No romance de Machado, ao chegar o momento do incêndio do ciúme pela suspeita da traição, o que segue vem embalado em um rancor gélido terrível que faz com que as mortes de todos os personagens se sucedam na narração não apenas como parte da história, mas como uma necessidade atual do narrador de que morressem de novo e mais uma vez, e todas as vezes, para que não o vissem nunca mais e assim ele também não precisasse nunca mais olhar para si. Daí porque importa tanto no livro os olhares, os olhos, o encarar, coisa que Bentinho foi e continuou sendo incapaz de fazer. Quando Capitu o confrontou sobre a realidade do seu sentimento e convicção, ele foi incapaz de dizer, não só para ela, mas para si. Nem mesmo a separação ele teve coragem de consumar, fazendo Capitu e o filho apenas ficarem longe dos seus olhos porque, perdoem o clichê, o que os olhos não veem o coração não sente.

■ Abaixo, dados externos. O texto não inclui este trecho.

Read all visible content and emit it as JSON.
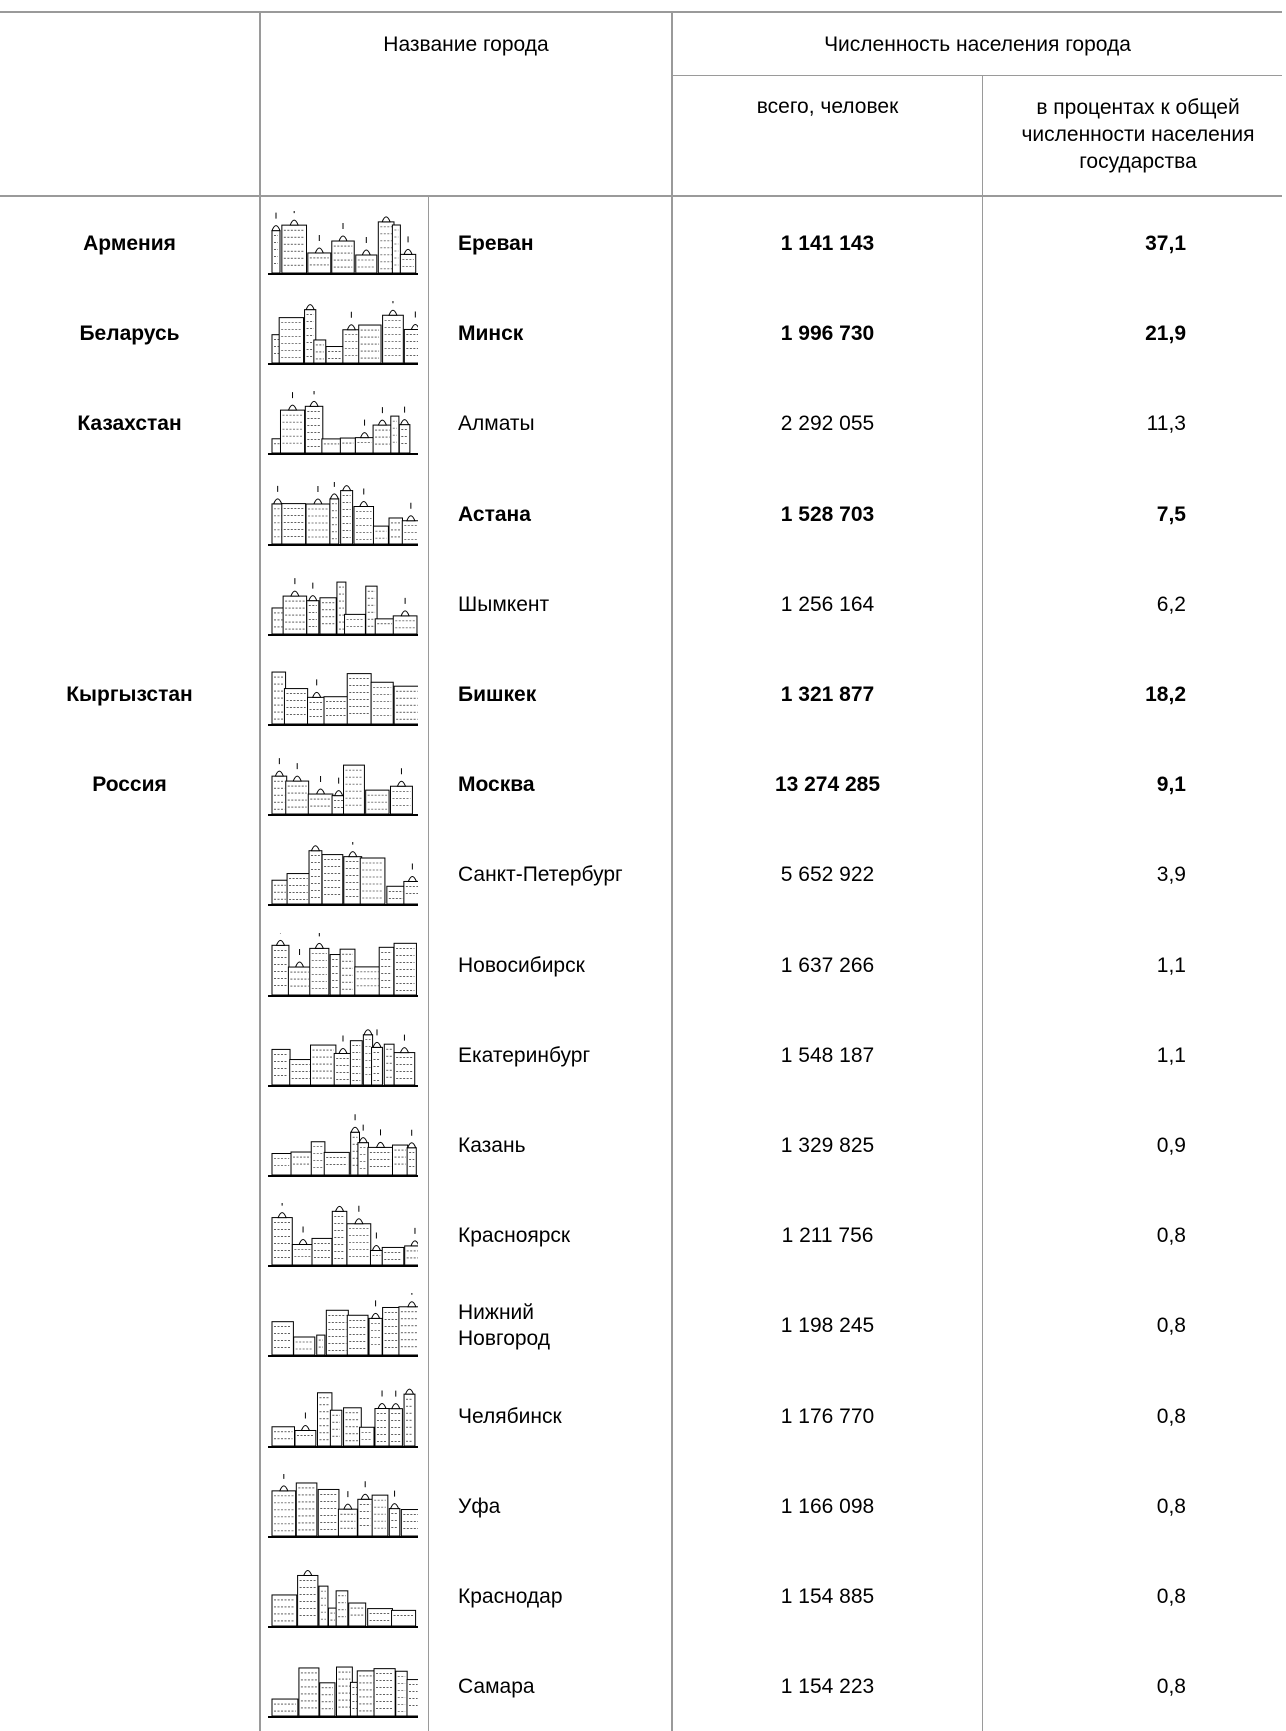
{
  "header": {
    "city_name": "Название города",
    "population": "Численность населения города",
    "total": "всего, человек",
    "percent": "в процентах к общей численности населения государства"
  },
  "table": {
    "rows": [
      {
        "country": "Армения",
        "city": "Ереван",
        "total": "1 141 143",
        "percent": "37,1",
        "bold": true
      },
      {
        "country": "Беларусь",
        "city": "Минск",
        "total": "1 996 730",
        "percent": "21,9",
        "bold": true
      },
      {
        "country": "Казахстан",
        "city": "Алматы",
        "total": "2 292 055",
        "percent": "11,3",
        "bold": false
      },
      {
        "city": "Астана",
        "total": "1 528 703",
        "percent": "7,5",
        "bold": true
      },
      {
        "city": "Шымкент",
        "total": "1 256 164",
        "percent": "6,2",
        "bold": false
      },
      {
        "country": "Кыргызстан",
        "city": "Бишкек",
        "total": "1 321 877",
        "percent": "18,2",
        "bold": true
      },
      {
        "country": "Россия",
        "city": "Москва",
        "total": "13 274 285",
        "percent": "9,1",
        "bold": true
      },
      {
        "city": "Санкт-Петербург",
        "total": "5 652 922",
        "percent": "3,9",
        "bold": false
      },
      {
        "city": "Новосибирск",
        "total": "1 637 266",
        "percent": "1,1",
        "bold": false
      },
      {
        "city": "Екатеринбург",
        "total": "1 548 187",
        "percent": "1,1",
        "bold": false
      },
      {
        "city": "Казань",
        "total": "1 329 825",
        "percent": "0,9",
        "bold": false
      },
      {
        "city": "Красноярск",
        "total": "1 211 756",
        "percent": "0,8",
        "bold": false
      },
      {
        "city": "Нижний\nНовгород",
        "total": "1 198 245",
        "percent": "0,8",
        "bold": false
      },
      {
        "city": "Челябинск",
        "total": "1 176 770",
        "percent": "0,8",
        "bold": false
      },
      {
        "city": "Уфа",
        "total": "1 166 098",
        "percent": "0,8",
        "bold": false
      },
      {
        "city": "Краснодар",
        "total": "1 154 885",
        "percent": "0,8",
        "bold": false
      },
      {
        "city": "Самара",
        "total": "1 154 223",
        "percent": "0,8",
        "bold": false
      }
    ]
  }
}
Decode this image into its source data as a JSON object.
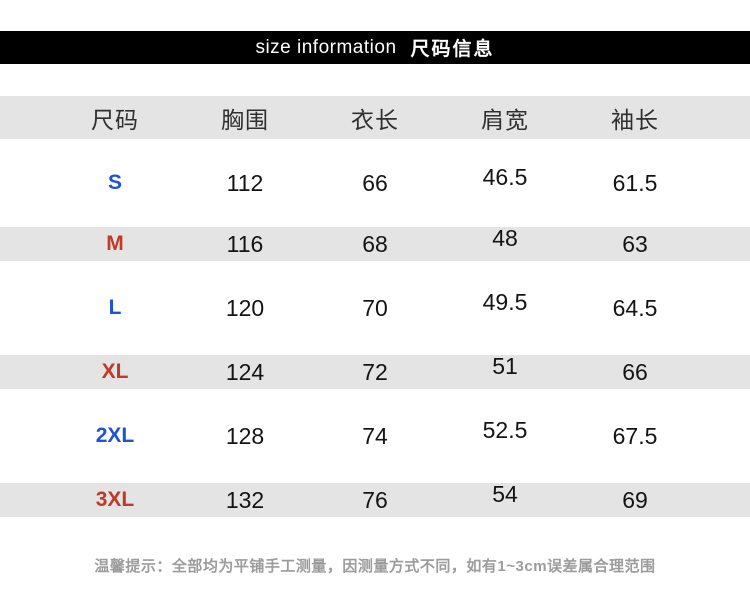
{
  "banner": {
    "title_en": "size information",
    "title_zh": "尺码信息"
  },
  "table": {
    "headers": [
      "尺码",
      "胸围",
      "衣长",
      "肩宽",
      "袖长"
    ],
    "rows": [
      {
        "size": "S",
        "chest": "112",
        "length": "66",
        "shoulder": "46.5",
        "sleeve": "61.5"
      },
      {
        "size": "M",
        "chest": "116",
        "length": "68",
        "shoulder": "48",
        "sleeve": "63"
      },
      {
        "size": "L",
        "chest": "120",
        "length": "70",
        "shoulder": "49.5",
        "sleeve": "64.5"
      },
      {
        "size": "XL",
        "chest": "124",
        "length": "72",
        "shoulder": "51",
        "sleeve": "66"
      },
      {
        "size": "2XL",
        "chest": "128",
        "length": "74",
        "shoulder": "52.5",
        "sleeve": "67.5"
      },
      {
        "size": "3XL",
        "chest": "132",
        "length": "76",
        "shoulder": "54",
        "sleeve": "69"
      }
    ]
  },
  "note": "温馨提示：全部均为平铺手工测量，因测量方式不同，如有1~3cm误差属合理范围",
  "colors": {
    "banner_bg": "#000000",
    "banner_text": "#ffffff",
    "stripe_gray": "#e4e4e4",
    "header_text": "#2f2f2f",
    "value_text": "#141414",
    "size_blue": "#2052d8",
    "size_red": "#c13a28",
    "note_gray": "#9c9c9c"
  }
}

E Bentinho tornado dom Casmurro é isso: um coração fechado que recusa sentir porque tudo o que sente é rancor dissimulado. Se suas reminiscências se tornassem confissão teria de encarar a dureza do seu coração e sua incapacidade de perdoar (se é que havia o que perdoar) por covardia de se encarar e à realidade que no fim das contas fica envolta em mistério, ambiguidade e dissimulação apenas e tão-somente por isso. Em suas palavras: “O que aqui está é, mal comparando, semelhante à pintura que se põe na barba e nos cabelos, e que apenas conserva o hábito externo, como se diz nas autópsias; o interno não aguenta tinta”.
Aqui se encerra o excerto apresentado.